Frequently Asked Questions

Is Base64 the same as encryption?

No. Base64 is an encoding — it has no key and anyone can reverse it. It prevents data corruption in text channels, not unauthorised access. For confidentiality, use AES-256 or TLS.

When should I use URL-safe Base64?

Whenever the encoded string will appear in a URL, query parameter, cookie, or JWT. Standard Base64 uses + and / which are reserved URL characters; URL-safe replaces them with - and _ and removes = padding, making the string safe without percent-encoding.

What is MIME Base64 and when do I need it?

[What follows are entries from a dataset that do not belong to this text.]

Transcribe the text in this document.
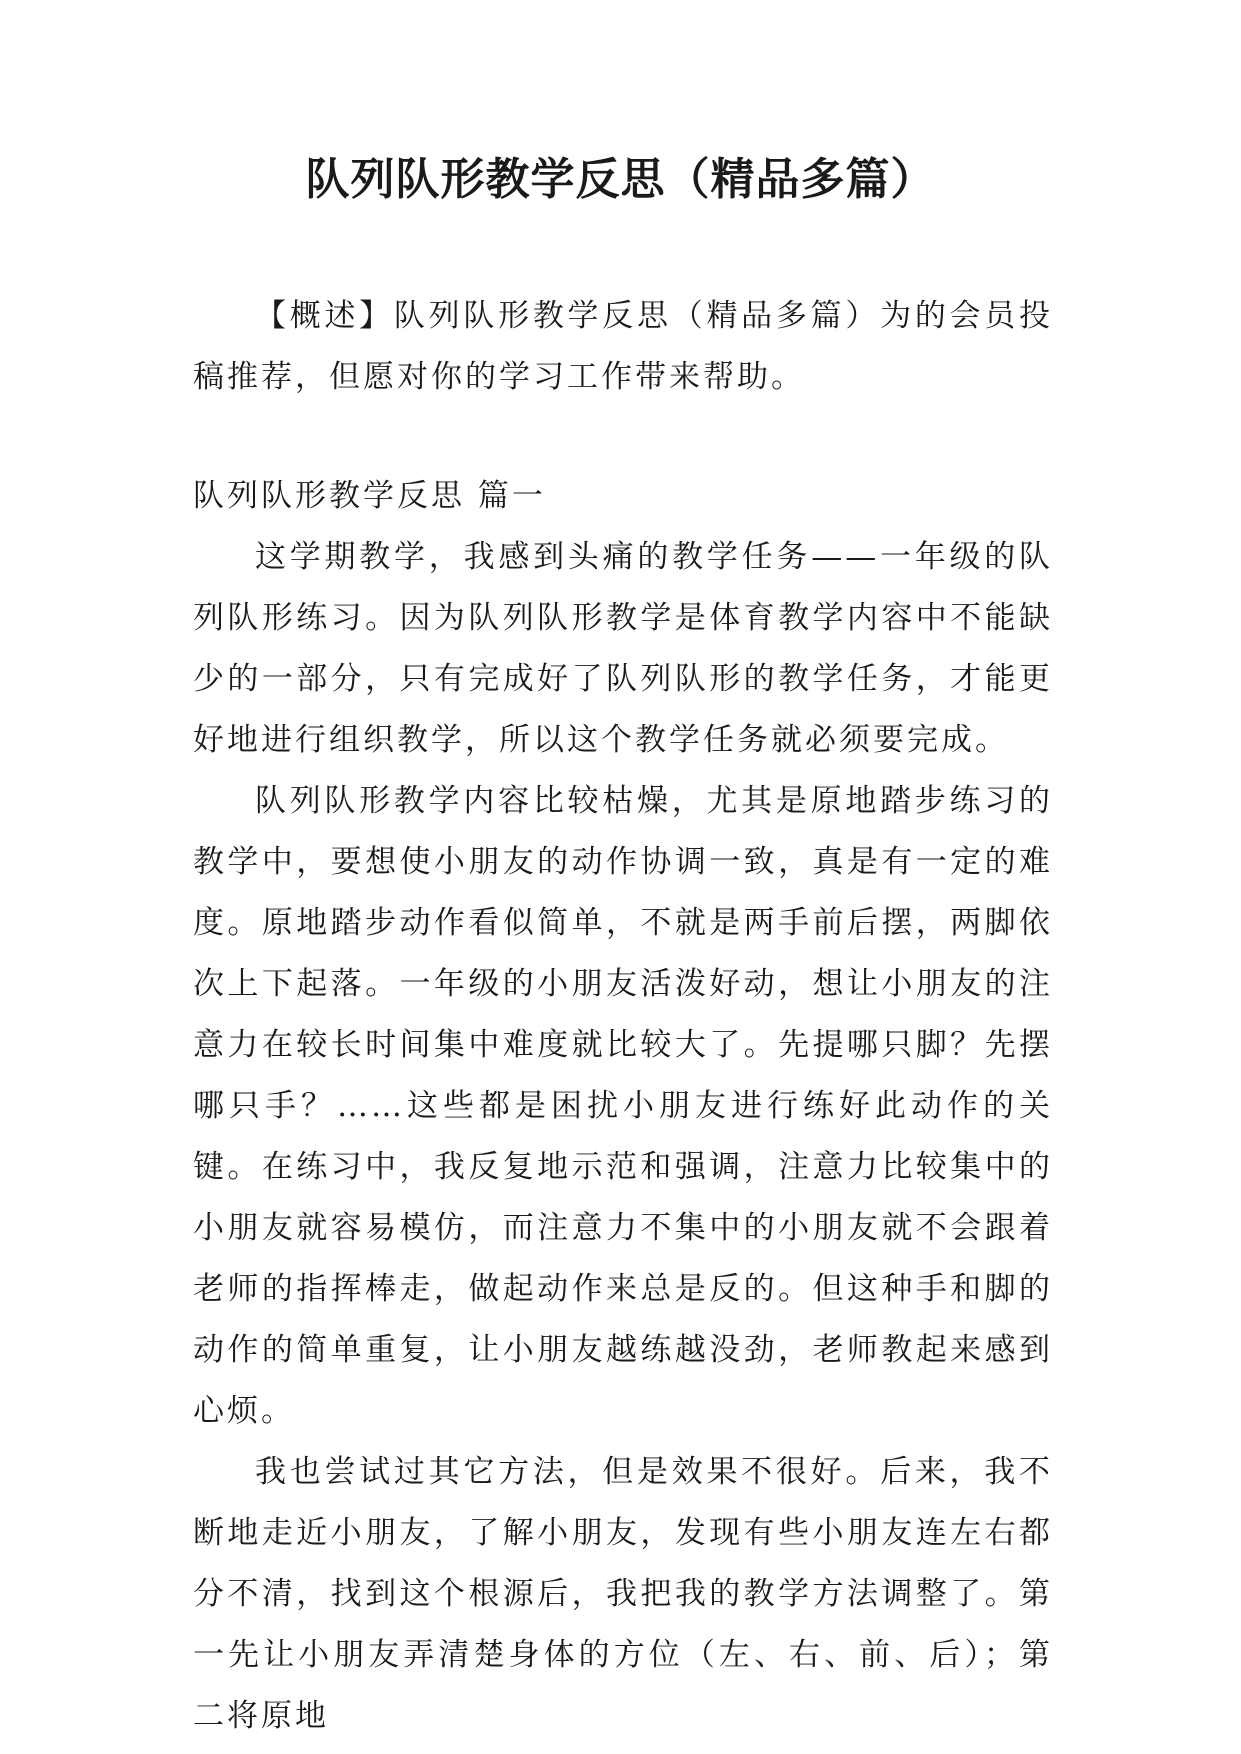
队列队形教学反思（精品多篇）

【概述】队列队形教学反思（精品多篇）为的会员投稿推荐，但愿对你的学习工作带来帮助。

队列队形教学反思 篇一

这学期教学，我感到头痛的教学任务——一年级的队列队形练习。因为队列队形教学是体育教学内容中不能缺少的一部分，只有完成好了队列队形的教学任务，才能更好地进行组织教学，所以这个教学任务就必须要完成。

队列队形教学内容比较枯燥，尤其是原地踏步练习的教学中，要想使小朋友的动作协调一致，真是有一定的难度。原地踏步动作看似简单，不就是两手前后摆，两脚依次上下起落。一年级的小朋友活泼好动，想让小朋友的注意力在较长时间集中难度就比较大了。先提哪只脚？先摆哪只手？……这些都是困扰小朋友进行练好此动作的关键。在练习中，我反复地示范和强调，注意力比较集中的小朋友就容易模仿，而注意力不集中的小朋友就不会跟着老师的指挥棒走，做起动作来总是反的。但这种手和脚的动作的简单重复，让小朋友越练越没劲，老师教起来感到心烦。

我也尝试过其它方法，但是效果不很好。后来，我不断地走近小朋友，了解小朋友，发现有些小朋友连左右都分不清，找到这个根源后，我把我的教学方法调整了。第一先让小朋友弄清楚身体的方位（左、右、前、后）；第二将原地
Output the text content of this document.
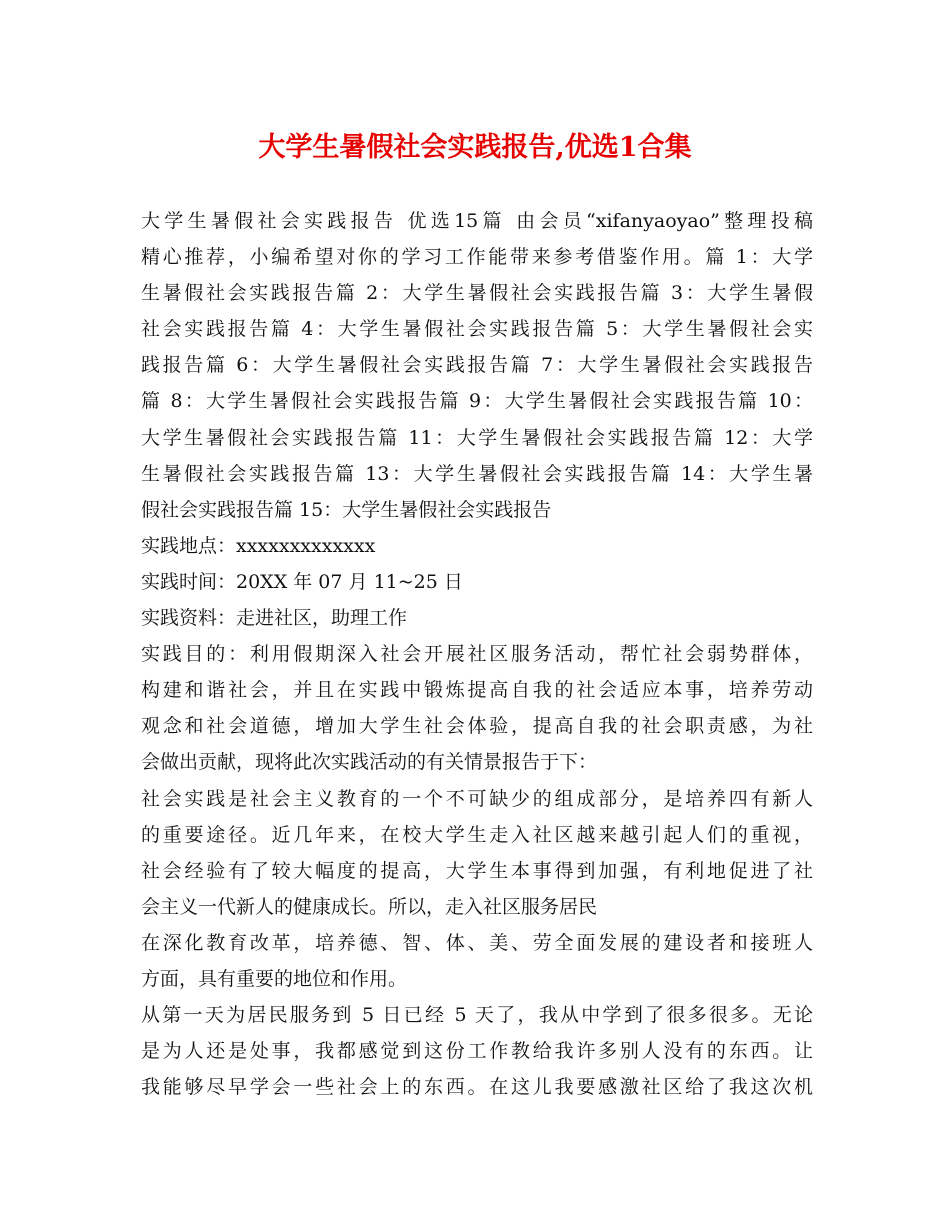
大学生暑假社会实践报告,优选1合集
大学生暑假社会实践报告 优选15篇 由会员“xifanyaoyao”整理投稿
精心推荐，小编希望对你的学习工作能带来参考借鉴作用。篇 1：大学
生暑假社会实践报告篇 2：大学生暑假社会实践报告篇 3：大学生暑假
社会实践报告篇 4：大学生暑假社会实践报告篇 5：大学生暑假社会实
践报告篇 6：大学生暑假社会实践报告篇 7：大学生暑假社会实践报告
篇 8：大学生暑假社会实践报告篇 9：大学生暑假社会实践报告篇 10：
大学生暑假社会实践报告篇 11：大学生暑假社会实践报告篇 12：大学
生暑假社会实践报告篇 13：大学生暑假社会实践报告篇 14：大学生暑
假社会实践报告篇 15：大学生暑假社会实践报告
实践地点：xxxxxxxxxxxxx
实践时间：20XX 年 07 月 11~25 日
实践资料：走进社区，助理工作
实践目的：利用假期深入社会开展社区服务活动，帮忙社会弱势群体，
构建和谐社会，并且在实践中锻炼提高自我的社会适应本事，培养劳动
观念和社会道德，增加大学生社会体验，提高自我的社会职责感，为社
会做出贡献，现将此次实践活动的有关情景报告于下：
社会实践是社会主义教育的一个不可缺少的组成部分，是培养四有新人
的重要途径。近几年来，在校大学生走入社区越来越引起人们的重视，
社会经验有了较大幅度的提高，大学生本事得到加强，有利地促进了社
会主义一代新人的健康成长。所以，走入社区服务居民
在深化教育改革，培养德、智、体、美、劳全面发展的建设者和接班人
方面，具有重要的地位和作用。
从第一天为居民服务到 5 日已经 5 天了，我从中学到了很多很多。无论
是为人还是处事，我都感觉到这份工作教给我许多别人没有的东西。让
我能够尽早学会一些社会上的东西。在这儿我要感激社区给了我这次机
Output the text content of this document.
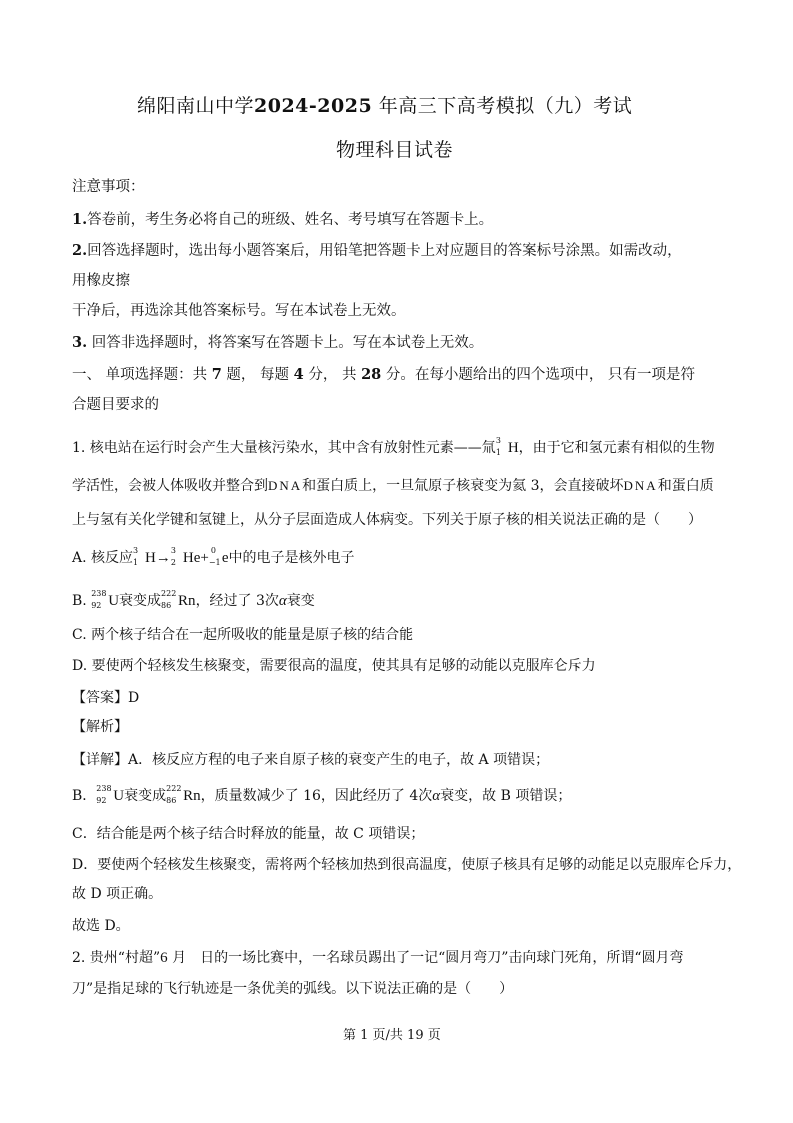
绵阳南山中学2024-2025 年高三下高考模拟（九）考试
物理科目试卷
注意事项：
1.答卷前，考生务必将自己的班级、姓名、考号填写在答题卡上。
2.回答选择题时，选出每小题答案后，用铅笔把答题卡上对应题目的答案标号涂黑。如需改动，
用橡皮擦
干净后，再选涂其他答案标号。写在本试卷上无效。
3. 回答非选择题时，将答案写在答题卡上。写在本试卷上无效。
一、 单项选择题：共 7 题， 每题 4 分， 共 28 分。在每小题给出的四个选项中， 只有一项是符
合题目要求的
1. 核电站在运行时会产生大量核污染水，其中含有放射性元素——氚 3
1 H，由于它和氢元素有相似的生物
学活性，会被人体吸收并整合到DNA和蛋白质上，一旦氚原子核衰变为氦 3，会直接破坏DNA和蛋白质
上与氢有关化学键和氢键上，从分子层面造成人体病变。下列关于原子核的相关说法正确的是（　　）
A. 核反应 3
1 H→ 3
2 He+ 0
−1 e中的电子是核外电子
B. 238
92 U衰变成 222
86 Rn，经过了 3次α衰变
C. 两个核子结合在一起所吸收的能量是原子核的结合能
D. 要使两个轻核发生核聚变，需要很高的温度，使其具有足够的动能以克服库仑斥力
【答案】D
【解析】
【详解】A．核反应方程的电子来自原子核的衰变产生的电子，故 A 项错误；
B． 238
92 U衰变成 222
86 Rn，质量数减少了 16，因此经历了 4次α衰变，故 B 项错误；
C．结合能是两个核子结合时释放的能量，故 C 项错误；
D．要使两个轻核发生核聚变，需将两个轻核加热到很高温度，使原子核具有足够的动能足以克服库仑斥力，
故 D 项正确。
故选 D。
2. 贵州“村超”6 月　日的一场比赛中，一名球员踢出了一记“圆月弯刀”击向球门死角，所谓“圆月弯
刀”是指足球的飞行轨迹是一条优美的弧线。以下说法正确的是（　　）
第 1 页/共 19 页
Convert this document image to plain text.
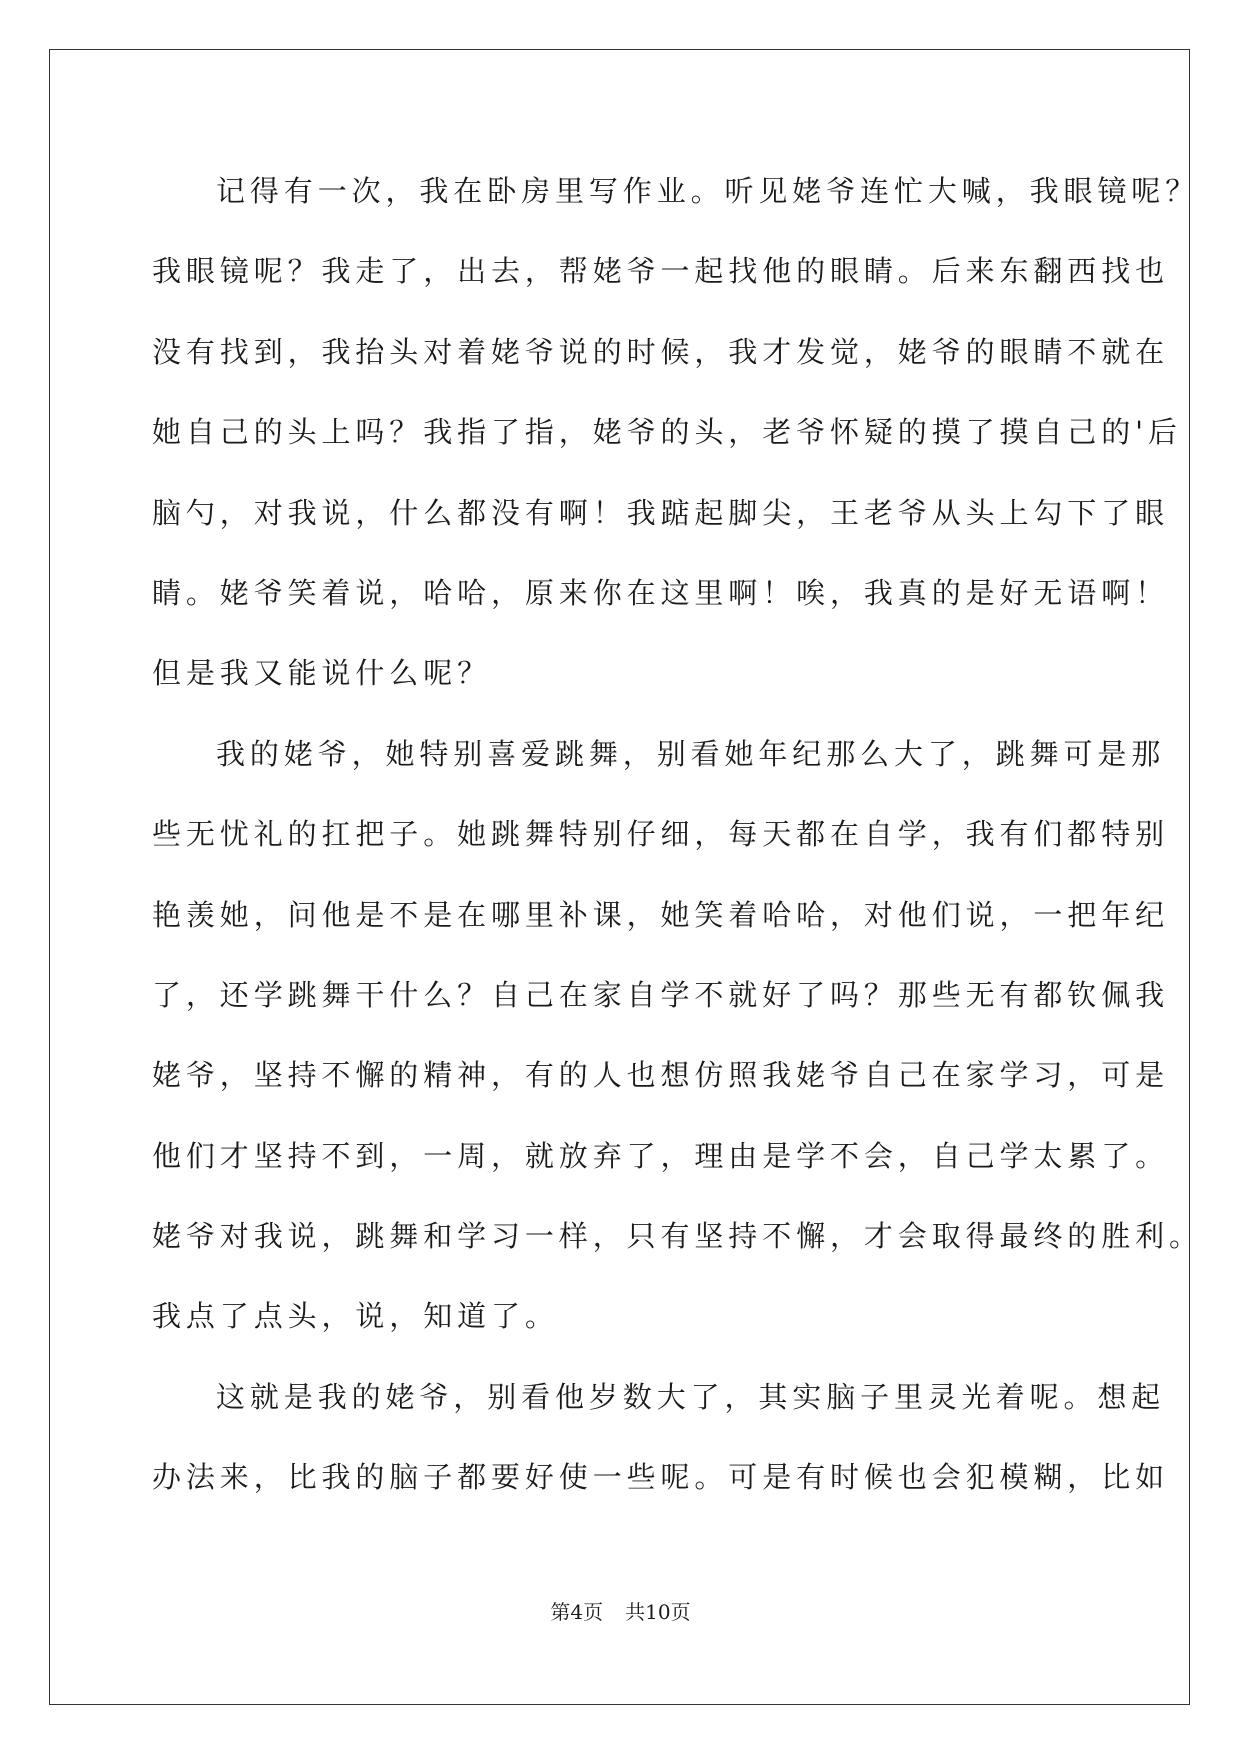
记得有一次，我在卧房里写作业。听见姥爷连忙大喊，我眼镜呢？
我眼镜呢？我走了，出去，帮姥爷一起找他的眼睛。后来东翻西找也
没有找到，我抬头对着姥爷说的时候，我才发觉，姥爷的眼睛不就在
她自己的头上吗？我指了指，姥爷的头，老爷怀疑的摸了摸自己的'后
脑勺，对我说，什么都没有啊！我踮起脚尖，王老爷从头上勾下了眼
睛。姥爷笑着说，哈哈，原来你在这里啊！唉，我真的是好无语啊！
但是我又能说什么呢？
我的姥爷，她特别喜爱跳舞，别看她年纪那么大了，跳舞可是那
些无忧礼的扛把子。她跳舞特别仔细，每天都在自学，我有们都特别
艳羡她，问他是不是在哪里补课，她笑着哈哈，对他们说，一把年纪
了，还学跳舞干什么？自己在家自学不就好了吗？那些无有都钦佩我
姥爷，坚持不懈的精神，有的人也想仿照我姥爷自己在家学习，可是
他们才坚持不到，一周，就放弃了，理由是学不会，自己学太累了。
姥爷对我说，跳舞和学习一样，只有坚持不懈，才会取得最终的胜利。
我点了点头，说，知道了。
这就是我的姥爷，别看他岁数大了，其实脑子里灵光着呢。想起
办法来，比我的脑子都要好使一些呢。可是有时候也会犯模糊，比如
第4页 共10页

MIME Base64 (RFC 2045) is identical to standard Base64 except the output is split into 76-character lines separated by CRLF ( ). It is required for email attachments and multipart MIME bodies where very long lines can confuse mail servers.

Why does the decoder say 'Invalid Base64'?

The input may contain characters outside the Base64 alphabet, incorrect padding (= count), or be a standard string being decoded as URL-safe (or vice versa). Try switching the variant selector or ensure the entire Base64 block is pasted with no extra spaces at line boundaries.

Can I Base64-encode binary files (images, PDFs)?

This tool works with text input only. For binary files, use a file-based encoder in your language runtime — for example Buffer.from(fileBytes).toString('base64') in Node.js or base64.b64encode(data) in Python.

Does Base64 compress data?

No, it expands it by about 33 %. Base64 is designed for safe transmission, not compression. If size matters, compress first (gzip / brotli) and then Base64-encode the compressed bytes.

Is my data sent to a server?

All encoding and decoding is performed server-side via an API call but nothing is stored or logged. For sensitive data you can run the tool offline or use the Node.js Buffer API locally.